Uninitialized class members
I’ve also put a bit of work into a more immediate analysis. Bug 525063 proposes an error for any class with uninitialized data members. It seemed like an interesting project perhaps as an introduction to ESP analysis (especially since the only state transitions are assignments and passing by reference). In fact, dmandelin’s already done work on an analysis for uninitialized variables in general which I originally attempted to adapt. This was not the easiest task however, although I have just recently learned why I was not successful (I think it relates to a malfunctioning of create_decl_set which I have yet to diagnose).

Giving up on ESP for the moment, I tried my hand doing things the simple way. That is, if there’s any code at all in the constructor that initializes a variable, then I consider that variable initialized.

To accomplish this, I first wrote a rather ugly and unreadable version of the script. I then polished it up a bit. My days of using JS arrays for maps and sets is hopefully over and, in fact, I think I’d be able to take another run at an ESP analysis now. Unfortunately though, running my simple script has uncovered more fundamental problems.

The bug comments mention classes with an overridden operator new (containing a memset(0) to initialize the data members) as one special case but this is nowhere near the largest problem. Consider this mdc page on xpcom:

You can provide an initialization function for your class. This will be called immediately after your class is allocated and the constructor is called. The init function takes 0 arguments, returns an nsresult, and must be public. You can call it anything you like, just reference it from NS_GENERIC_FACTORY_CONSTRUCTOR_INIT (discussed below).

Now we have the situation of variable initialization split across multiple functions. In fact, it’s even more complicated! Here’s an example:

mCSSAware (part of nsHTMLEditor) is one ‘uninitialized’ member turned up by the script. Rather than being directly initialized in Init() (or in the constructor), the initialization takes place in UpdateForFlags which is called from Init() here. Luckily in this case the initializations are all within the same translation unit although I suspect this is not always the case.

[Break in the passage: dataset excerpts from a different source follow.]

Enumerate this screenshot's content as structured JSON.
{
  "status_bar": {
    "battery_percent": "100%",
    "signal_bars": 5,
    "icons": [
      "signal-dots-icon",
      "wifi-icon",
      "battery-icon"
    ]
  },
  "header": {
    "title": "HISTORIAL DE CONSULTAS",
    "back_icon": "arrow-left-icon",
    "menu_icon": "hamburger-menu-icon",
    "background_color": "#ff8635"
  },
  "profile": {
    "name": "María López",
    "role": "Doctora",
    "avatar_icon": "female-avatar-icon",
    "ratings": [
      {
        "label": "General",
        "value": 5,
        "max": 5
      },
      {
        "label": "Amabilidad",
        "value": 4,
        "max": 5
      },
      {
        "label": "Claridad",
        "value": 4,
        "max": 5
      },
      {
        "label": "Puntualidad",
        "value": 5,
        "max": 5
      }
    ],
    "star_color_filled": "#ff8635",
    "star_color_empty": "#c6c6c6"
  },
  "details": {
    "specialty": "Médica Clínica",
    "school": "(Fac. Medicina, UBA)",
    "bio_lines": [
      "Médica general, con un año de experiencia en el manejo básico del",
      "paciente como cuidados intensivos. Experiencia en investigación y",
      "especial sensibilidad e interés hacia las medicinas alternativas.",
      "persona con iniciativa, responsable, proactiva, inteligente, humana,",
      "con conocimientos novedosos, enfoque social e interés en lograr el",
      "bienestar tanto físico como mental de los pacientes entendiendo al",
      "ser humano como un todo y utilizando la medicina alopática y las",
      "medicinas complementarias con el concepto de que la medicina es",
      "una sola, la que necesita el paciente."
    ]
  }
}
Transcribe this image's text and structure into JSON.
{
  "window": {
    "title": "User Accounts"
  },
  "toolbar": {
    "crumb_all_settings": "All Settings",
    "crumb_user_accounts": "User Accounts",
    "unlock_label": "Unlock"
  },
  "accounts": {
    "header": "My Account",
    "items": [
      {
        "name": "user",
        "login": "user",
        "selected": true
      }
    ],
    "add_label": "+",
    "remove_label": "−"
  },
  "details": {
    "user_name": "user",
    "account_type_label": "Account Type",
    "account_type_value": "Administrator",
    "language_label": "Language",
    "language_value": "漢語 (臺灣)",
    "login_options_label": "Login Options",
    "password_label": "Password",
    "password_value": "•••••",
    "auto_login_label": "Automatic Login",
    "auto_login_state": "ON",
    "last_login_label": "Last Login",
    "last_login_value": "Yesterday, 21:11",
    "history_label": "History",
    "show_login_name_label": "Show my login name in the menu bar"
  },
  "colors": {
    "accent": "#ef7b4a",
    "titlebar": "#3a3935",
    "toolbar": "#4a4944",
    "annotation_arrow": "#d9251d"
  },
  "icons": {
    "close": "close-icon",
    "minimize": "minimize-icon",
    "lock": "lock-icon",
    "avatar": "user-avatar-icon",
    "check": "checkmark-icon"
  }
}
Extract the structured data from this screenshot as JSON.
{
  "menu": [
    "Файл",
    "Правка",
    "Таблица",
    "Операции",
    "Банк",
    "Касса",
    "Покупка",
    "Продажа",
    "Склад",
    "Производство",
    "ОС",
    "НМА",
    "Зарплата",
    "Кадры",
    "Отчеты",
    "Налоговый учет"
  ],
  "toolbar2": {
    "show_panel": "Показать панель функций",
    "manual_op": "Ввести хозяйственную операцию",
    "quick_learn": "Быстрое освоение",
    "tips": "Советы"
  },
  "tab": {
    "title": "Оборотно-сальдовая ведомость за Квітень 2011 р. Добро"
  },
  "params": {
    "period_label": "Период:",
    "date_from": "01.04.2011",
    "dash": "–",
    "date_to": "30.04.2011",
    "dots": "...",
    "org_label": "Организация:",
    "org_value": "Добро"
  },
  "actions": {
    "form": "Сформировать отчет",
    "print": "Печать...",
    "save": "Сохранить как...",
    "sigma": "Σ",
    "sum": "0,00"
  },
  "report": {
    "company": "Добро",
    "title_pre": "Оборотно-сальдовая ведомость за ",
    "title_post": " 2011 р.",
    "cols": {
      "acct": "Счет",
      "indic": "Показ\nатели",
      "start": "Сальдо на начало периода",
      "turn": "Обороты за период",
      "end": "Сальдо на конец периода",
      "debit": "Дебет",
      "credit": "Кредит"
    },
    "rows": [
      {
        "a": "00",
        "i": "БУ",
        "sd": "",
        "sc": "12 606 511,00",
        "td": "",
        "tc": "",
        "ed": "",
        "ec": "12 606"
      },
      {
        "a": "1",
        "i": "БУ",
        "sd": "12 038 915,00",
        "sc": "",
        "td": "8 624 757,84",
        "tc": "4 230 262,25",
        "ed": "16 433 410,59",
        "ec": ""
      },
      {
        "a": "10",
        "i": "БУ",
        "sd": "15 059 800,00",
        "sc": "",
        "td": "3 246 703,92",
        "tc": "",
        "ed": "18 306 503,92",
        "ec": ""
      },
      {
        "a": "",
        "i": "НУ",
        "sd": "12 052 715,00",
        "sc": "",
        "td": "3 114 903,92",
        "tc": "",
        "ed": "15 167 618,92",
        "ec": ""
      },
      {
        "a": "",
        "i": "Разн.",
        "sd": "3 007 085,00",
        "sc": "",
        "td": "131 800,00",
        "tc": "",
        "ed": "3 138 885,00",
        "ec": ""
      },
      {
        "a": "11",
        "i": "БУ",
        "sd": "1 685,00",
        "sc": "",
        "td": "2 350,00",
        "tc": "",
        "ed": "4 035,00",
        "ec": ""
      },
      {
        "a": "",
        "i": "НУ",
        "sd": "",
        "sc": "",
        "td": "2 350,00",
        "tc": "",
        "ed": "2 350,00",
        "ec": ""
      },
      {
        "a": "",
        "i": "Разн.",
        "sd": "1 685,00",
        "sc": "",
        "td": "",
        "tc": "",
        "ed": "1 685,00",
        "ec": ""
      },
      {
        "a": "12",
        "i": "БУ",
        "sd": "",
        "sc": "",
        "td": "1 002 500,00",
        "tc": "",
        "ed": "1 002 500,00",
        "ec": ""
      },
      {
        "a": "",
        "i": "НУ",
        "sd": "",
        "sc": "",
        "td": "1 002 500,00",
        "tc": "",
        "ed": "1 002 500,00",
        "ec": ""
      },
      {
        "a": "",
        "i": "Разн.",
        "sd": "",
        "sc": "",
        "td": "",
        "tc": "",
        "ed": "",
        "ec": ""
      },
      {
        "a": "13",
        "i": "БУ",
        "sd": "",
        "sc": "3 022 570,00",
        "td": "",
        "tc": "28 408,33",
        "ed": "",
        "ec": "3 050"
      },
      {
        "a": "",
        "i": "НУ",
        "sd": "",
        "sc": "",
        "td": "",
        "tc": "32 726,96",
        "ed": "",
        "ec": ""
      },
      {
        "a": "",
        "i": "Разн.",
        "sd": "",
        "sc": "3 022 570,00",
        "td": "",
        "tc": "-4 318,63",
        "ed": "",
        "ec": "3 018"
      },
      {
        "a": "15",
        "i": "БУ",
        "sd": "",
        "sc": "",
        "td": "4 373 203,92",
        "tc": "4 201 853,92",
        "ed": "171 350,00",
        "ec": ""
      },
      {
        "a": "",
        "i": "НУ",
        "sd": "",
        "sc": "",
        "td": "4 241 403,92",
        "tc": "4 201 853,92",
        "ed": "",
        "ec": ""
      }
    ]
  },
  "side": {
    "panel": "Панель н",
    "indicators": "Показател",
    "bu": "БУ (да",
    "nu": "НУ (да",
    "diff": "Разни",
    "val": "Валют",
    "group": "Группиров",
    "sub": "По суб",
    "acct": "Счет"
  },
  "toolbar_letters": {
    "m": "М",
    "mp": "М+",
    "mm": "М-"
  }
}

So, what would be the solution? If it’s worth doing, some kind of interprocedural analysis will have to be performed. I was thinking of collecting all the ‘uninitialized’ fields during compilation of both the constructor and any other functions identified as an inititializer. Initializers must include any member function called by an initializer (note that pass by reference is just simple initialization). If the set of uninitialized fields in a particular constructor intersected with the sets of fields from the other initializers is non-empty, you’ve found a genuine uninitialized field.

I was thinking that if every initialization takes place in the same translation unit it might be possible to do this within the current static-checking framework ie by compiling only once. I’d basically just have to identify the set of data members not initialized for every member function while building a mini call graph to eventually determine which of those member functions is really an initializer. It would then be a simple matter to take the intersection of the relevant sets of uninitialized fields.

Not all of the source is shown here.